Of this same protagonist American critic Edwin Denby penned a delicious bit of irony: "There was a piece of business in Lifar's Giselle, Act II, which was new to me. Mourning at her tomb, he seemed for some time unwilling to part with the flowers he had brought. He held them out, snatched them back, looked at them appreciatively. Mastering his emotion, he sacrificed them and fainted. But Giselle, dead as she was, rushed out from the wings with a much bigger bunch and pelted him with it headlong. So prompt, so sweet of her, so fitting. He lay drowned in flowers. If only the audience had given way to its impulse, had leapt to its feet in rapture and tossed hundreds of bouquets more, aiming them from all over the house, what a perfect moment of art it would have been for all of us to share with him!"
When Baryshnikov staged Giselle for American Ballet Theatre in 1977, he thinned out the drama of Act II, and he treated Myrtha more as a soloist than a ballerina. It was this act that Peterson and I disagreed about.
My interest in Peterson's staging of Giselle for Hartford Ballet's 1996 spring season began with his letter inviting me to a performance. The letter sounded almost autobiographical, as though Giselle had influenced stages in his own artistic growth. He wrote, "Giselle is certainly one of my favorite ballets, and upon seeing a performance by American Ballet Theatre with Lupe Serrano and Royes Fernandez (who was trained by my teacher, Lelia Haller), I was convinced that ballet as a career was to be my destiny." Farther on he added, "I do realize that there are some who question why I should assume so important a task as the staging of this remarkable classic, but my relationship to Giselle is not simply a dancer's love for a timeless masterpiece."

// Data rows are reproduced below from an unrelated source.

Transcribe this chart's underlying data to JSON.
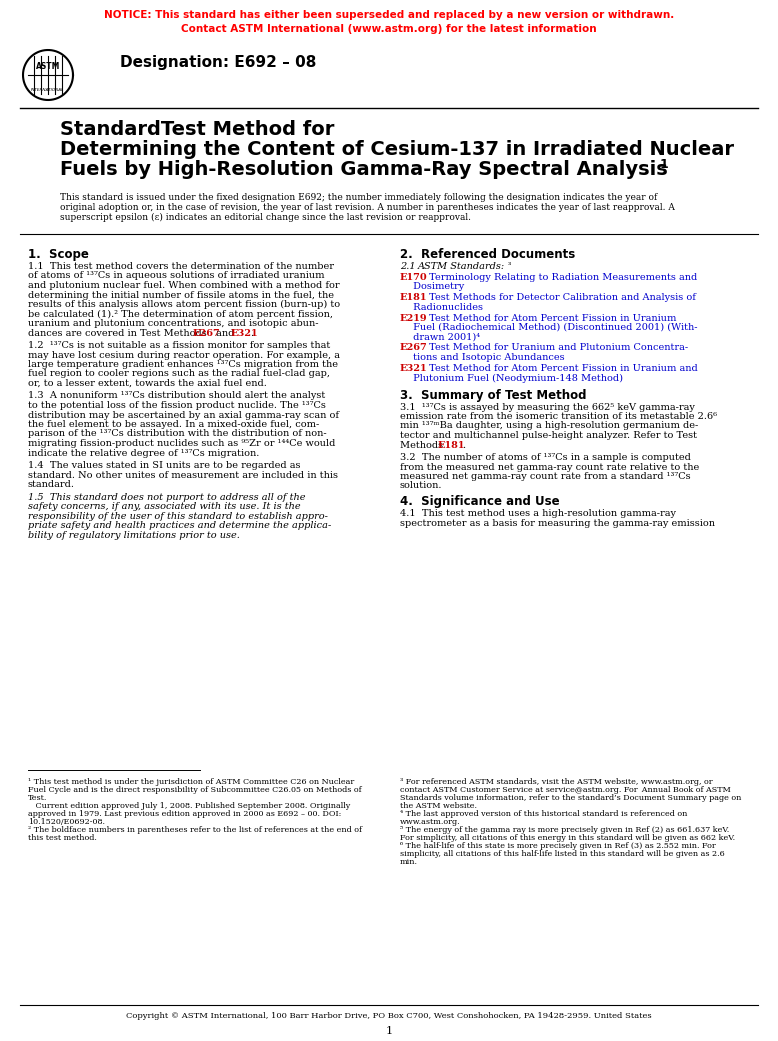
{
  "notice_line1": "NOTICE: This standard has either been superseded and replaced by a new version or withdrawn.",
  "notice_line2": "Contact ASTM International (www.astm.org) for the latest information",
  "notice_color": "#FF0000",
  "designation": "Designation: E692 – 08",
  "title_line1": "StandardTest Method for",
  "title_line2": "Determining the Content of Cesium-137 in Irradiated Nuclear",
  "title_line3": "Fuels by High-Resolution Gamma-Ray Spectral Analysis",
  "title_superscript": "1",
  "bg_color": "#FFFFFF",
  "text_color": "#000000",
  "ref_blue": "#0000CD",
  "ref_red": "#CC0000",
  "link_blue": "#0000CD",
  "copyright": "Copyright © ASTM International, 100 Barr Harbor Drive, PO Box C700, West Conshohocken, PA 19428-2959. United States"
}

It is said that Giselle has been performed somewhere in the world every year since its premiere. During the past five years, American audiences have seen versions set on companies ranging from American Ballet Theatre and Dance Theatre of Harlem to Atlanta Ballet, Ballet Arizona, BalletMet, Ballet Oklahoma, Boston Ballet, Cincinnati Ballet, Cleveland San Jose Ballet, Colorado Ballet, Indianapolis Ballet Theatre, Pittsburgh Ballet Theatre, Richmond Ballet, Sacramento Ballet, and Tulsa Ballet Theatre. What promised to distinguish Peterson's approach was his awareness of the ballet's stylistic roots through his teacher.
Haller was one of a handful of early twentieth-century American dance teachers who had the taste, the intelligence, and, above all, the passion to search beyond their own fragmented early training. She was born in New Orleans in 1903. The city's performing life centered upon the French Opera House, and Haller studied with two of its dance adherents, Nina Piccolotte and Louis Ferrenbach.
Realizing the need to expand her horizons, she accepted a job teaching and performing in Kansas City, but the fact that she temporarily changed her name to Musette Hallier offers a clue to where her heart was.
As summer 1923 approached, she and her husband boarded a ship for France. There must have been something very special about this diminutive American woman--a harmony of talent and drive--that impelled Albert Aveline, premier danseur and maitre de ballet at the Paris Opera. to accept her into the school that he conducted outside of his classes at the Opera. He taught with his dancing partner, Paris Opera etoile Carlotta Zambelli.
Like Carlotta Grisi, for whom Giselle was created, Zambelli was Milanese, and, like Grisi, she was a product of the best Italian and French training. Giselle was not being performed at the Opera when she arrived in 1894, but in 1901 she was invited to St. Petersburg to learn and perform it with the Maryinsky Ballet. Grisi had also performed it in Russia, and Zambelli learned Grisi's version.